Daniels expects to try out for the next Summer Olympics in 2016, but Fargo Davies freshman Shawna Pantzke hopes to give her a run for her money.

“She’s my protégé. Me and Shawna go way back,” Daniels said. “We’ve been training together for three years now.”

Pantzke’s mother had worked with Daniels’ uncle before either of the girls had started racing.
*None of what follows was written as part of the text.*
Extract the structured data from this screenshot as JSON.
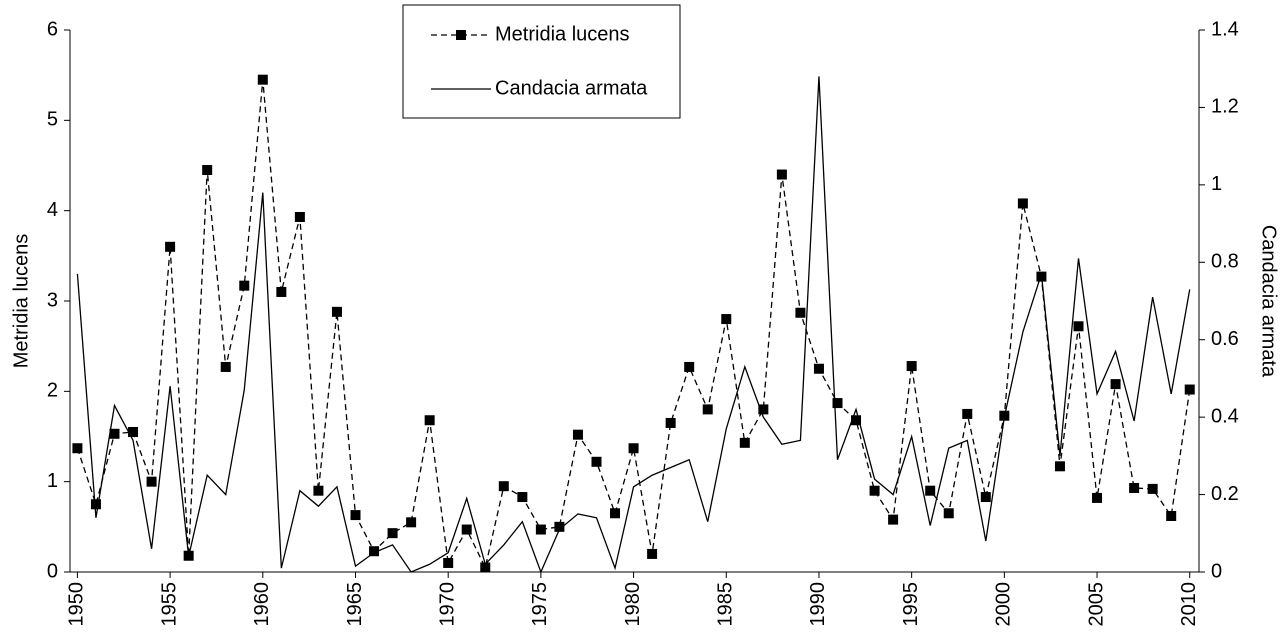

It wasn’t until the 2008 Disney Championship that the two officially met.

“I like the traveling and the people I meet,” Pantzke said. “I met (Daniels) at one of the nationals and she became my hero. She was my favorite pro.”

Pantzke started riding at the age of 10 and is currently ranked fifth in the USA BMX association National Age Group standings with 1,254 points and ranked No. 53 in the national overall.